Inhaltlich wirkt die Nummer wie ein wütender Kommentar auf Macht, Gewalt, Gier und den Punkt, an dem bloßes Erdulden zur Mitschuld wird. Das passt zum Gesamtbild der EP: Torn Open verpacken ihren Deathcore nicht als reine Splatter-Show, auch wenn die Ästhetik blutig und bewusst überzogen ist. Unter der Oberfläche steckt eine klare Wut auf Zustände, die nicht mit hübschen Worten wegmoderiert werden. Das macht die Musik nicht subtiler, aber relevanter. Man muss diese Form der Direktheit mögen, aber man kann ihr kaum vorwerfen, keine Haltung zu haben.
GROOVE, CHUGS UND MYSPACE-GEISTER
Musikalisch erinnert »TORN THE FUCK OPEN, Vol. 2« an jene Zeit, in der Deathcore noch mehr nach verschwitzten kleinen Clubs, schlecht belüfteten Jugendzentren und Layouts mit schwarzem Hintergrund klang. Gleichzeitig ist die EP keine bloße Nostalgie-Übung. Torn Open greifen die DNA dieses Sounds auf, ziehen sie aber durch eine modernere Produktion und mehr rhythmische Schärfe. Die Gitarren sägen und stampfen, der Bass von Canaan Sharon verdichtet das Fundament, und Michael Karnage treibt das Ganze mit Drumming an, das zwischen Blast-Attacken, Groove-Druck und Breakdown-Mathematik souverän pendelt.
»…And So We Rise« beendet die EP mit dem Gefühl, dass Torn Open nicht auslaufen, sondern die Tür noch einmal aus dem Rahmen treten wollen. Der Track bündelt viele Stärken der Veröffentlichung: düstere Atmosphäre, wuchtige Rhythmik, finstere Vocals und diesen ständigen Wechsel aus Druckaufbau und Entladung. Besonders die Schlussphase setzt noch einmal ein Ausrufezeichen. Das ist kein episches Finale im klassischen Sinne, sondern eher der Moment, in dem nach dem Abriss jemand den Schutt betrachtet und feststellt: Ja, das war Absicht.

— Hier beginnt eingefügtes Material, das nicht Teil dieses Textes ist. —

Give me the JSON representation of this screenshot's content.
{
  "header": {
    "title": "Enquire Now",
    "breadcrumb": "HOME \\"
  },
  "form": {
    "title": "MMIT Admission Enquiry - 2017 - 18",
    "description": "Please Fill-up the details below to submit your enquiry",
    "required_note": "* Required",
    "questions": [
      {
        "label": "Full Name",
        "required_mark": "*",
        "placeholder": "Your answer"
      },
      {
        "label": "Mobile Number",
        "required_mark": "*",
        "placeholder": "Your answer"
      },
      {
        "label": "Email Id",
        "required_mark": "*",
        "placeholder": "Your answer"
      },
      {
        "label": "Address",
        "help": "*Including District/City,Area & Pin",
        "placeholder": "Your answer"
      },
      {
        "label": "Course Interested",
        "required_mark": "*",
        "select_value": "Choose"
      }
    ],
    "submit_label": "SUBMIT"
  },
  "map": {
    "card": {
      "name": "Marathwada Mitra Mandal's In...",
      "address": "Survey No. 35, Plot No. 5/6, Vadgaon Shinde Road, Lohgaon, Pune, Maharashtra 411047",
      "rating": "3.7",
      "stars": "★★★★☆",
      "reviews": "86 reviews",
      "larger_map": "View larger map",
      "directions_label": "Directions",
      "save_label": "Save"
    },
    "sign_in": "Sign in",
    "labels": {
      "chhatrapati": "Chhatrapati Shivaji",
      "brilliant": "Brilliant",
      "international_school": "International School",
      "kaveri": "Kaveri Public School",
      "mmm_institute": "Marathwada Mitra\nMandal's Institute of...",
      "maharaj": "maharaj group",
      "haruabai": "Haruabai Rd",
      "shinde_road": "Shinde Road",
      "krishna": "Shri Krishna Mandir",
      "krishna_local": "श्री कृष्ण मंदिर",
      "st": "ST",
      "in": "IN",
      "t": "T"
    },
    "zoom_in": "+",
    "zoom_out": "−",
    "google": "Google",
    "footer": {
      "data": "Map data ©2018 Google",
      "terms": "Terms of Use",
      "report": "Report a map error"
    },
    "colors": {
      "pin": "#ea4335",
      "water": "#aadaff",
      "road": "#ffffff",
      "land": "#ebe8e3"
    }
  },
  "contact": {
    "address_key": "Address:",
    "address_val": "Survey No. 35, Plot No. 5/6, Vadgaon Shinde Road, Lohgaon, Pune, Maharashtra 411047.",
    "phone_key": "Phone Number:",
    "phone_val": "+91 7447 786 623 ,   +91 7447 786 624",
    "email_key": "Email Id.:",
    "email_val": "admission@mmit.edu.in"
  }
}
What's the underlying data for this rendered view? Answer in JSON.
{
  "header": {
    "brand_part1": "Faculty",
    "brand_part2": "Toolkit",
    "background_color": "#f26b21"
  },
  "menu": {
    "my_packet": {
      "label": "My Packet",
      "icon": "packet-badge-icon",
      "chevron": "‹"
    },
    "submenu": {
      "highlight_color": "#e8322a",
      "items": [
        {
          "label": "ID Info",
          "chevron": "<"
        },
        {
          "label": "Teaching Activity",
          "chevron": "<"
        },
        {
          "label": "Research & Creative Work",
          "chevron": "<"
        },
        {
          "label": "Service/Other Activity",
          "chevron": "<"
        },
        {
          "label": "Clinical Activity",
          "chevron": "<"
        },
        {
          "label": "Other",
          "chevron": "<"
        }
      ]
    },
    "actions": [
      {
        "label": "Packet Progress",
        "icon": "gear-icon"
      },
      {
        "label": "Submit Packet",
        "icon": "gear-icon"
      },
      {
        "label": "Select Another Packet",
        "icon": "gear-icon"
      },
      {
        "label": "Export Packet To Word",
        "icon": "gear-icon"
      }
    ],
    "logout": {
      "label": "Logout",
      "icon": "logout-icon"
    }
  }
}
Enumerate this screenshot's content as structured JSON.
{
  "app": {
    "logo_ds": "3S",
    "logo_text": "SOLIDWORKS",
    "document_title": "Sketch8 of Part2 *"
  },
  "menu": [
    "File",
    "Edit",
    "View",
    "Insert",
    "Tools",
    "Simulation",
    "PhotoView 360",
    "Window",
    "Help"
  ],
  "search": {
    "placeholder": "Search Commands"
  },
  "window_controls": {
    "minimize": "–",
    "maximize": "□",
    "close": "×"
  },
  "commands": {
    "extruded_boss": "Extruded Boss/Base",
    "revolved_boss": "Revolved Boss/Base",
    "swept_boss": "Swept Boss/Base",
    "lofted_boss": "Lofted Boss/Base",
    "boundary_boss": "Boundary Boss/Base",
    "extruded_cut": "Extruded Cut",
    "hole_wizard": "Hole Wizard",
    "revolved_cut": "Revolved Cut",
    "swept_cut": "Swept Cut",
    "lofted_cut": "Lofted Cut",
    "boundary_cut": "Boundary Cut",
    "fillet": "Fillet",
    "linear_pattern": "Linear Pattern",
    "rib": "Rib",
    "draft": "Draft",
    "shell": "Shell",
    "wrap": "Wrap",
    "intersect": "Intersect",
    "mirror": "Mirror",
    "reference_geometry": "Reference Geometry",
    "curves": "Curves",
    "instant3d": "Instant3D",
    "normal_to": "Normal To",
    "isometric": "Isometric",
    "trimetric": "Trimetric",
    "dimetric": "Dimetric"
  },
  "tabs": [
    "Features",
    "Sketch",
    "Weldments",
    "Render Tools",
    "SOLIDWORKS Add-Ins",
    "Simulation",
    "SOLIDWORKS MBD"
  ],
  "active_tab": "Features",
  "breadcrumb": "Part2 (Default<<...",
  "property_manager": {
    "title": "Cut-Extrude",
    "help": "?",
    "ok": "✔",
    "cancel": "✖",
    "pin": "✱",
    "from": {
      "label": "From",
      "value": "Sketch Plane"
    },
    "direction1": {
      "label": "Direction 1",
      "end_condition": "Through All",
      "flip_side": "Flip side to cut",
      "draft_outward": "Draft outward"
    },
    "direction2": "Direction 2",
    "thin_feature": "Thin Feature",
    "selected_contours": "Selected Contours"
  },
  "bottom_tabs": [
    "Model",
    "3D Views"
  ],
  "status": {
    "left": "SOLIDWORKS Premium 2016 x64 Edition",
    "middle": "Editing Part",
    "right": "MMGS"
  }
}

Die Produktion von Anthony Sallustio trifft dabei einen sehr brauchbaren Punkt zwischen Schmutz und Klarheit. Der Sound ist nicht steril, nicht glattgebügelt und nicht auf maximale Plastikbrutalität gezüchtet. Trotzdem bleiben die Instrumente unterscheidbar. Die Gitarren haben Biss, die Drums drücken, die Vocals stehen weit vorne, und der Bass verschwindet nicht komplett in der Wand. Gerade bei einer EP, die so sehr von kurzen, konzentrierten Einschlägen lebt, ist das entscheidend. Jeder Song muss sofort treffen. Viel Zeit für atmosphärische Seitenstraßen gibt es nicht.
FAZIT:
»TORN THE FUCK OPEN, Vol. 2« ist ein kurzer, hässlicher und verdammt wirksamer Deathcore-Brocken. Torn Open klingen brutaler, fokussierter und selbstsicherer als auf dem ersten Teil, ohne sich dabei in unnötiger Modernisierung zu verlieren. Die EP setzt auf Groove, Chugs, fiese Vocals, präzise Breakdowns und eine blutige Direktheit, die wunderbar zum Titel passt.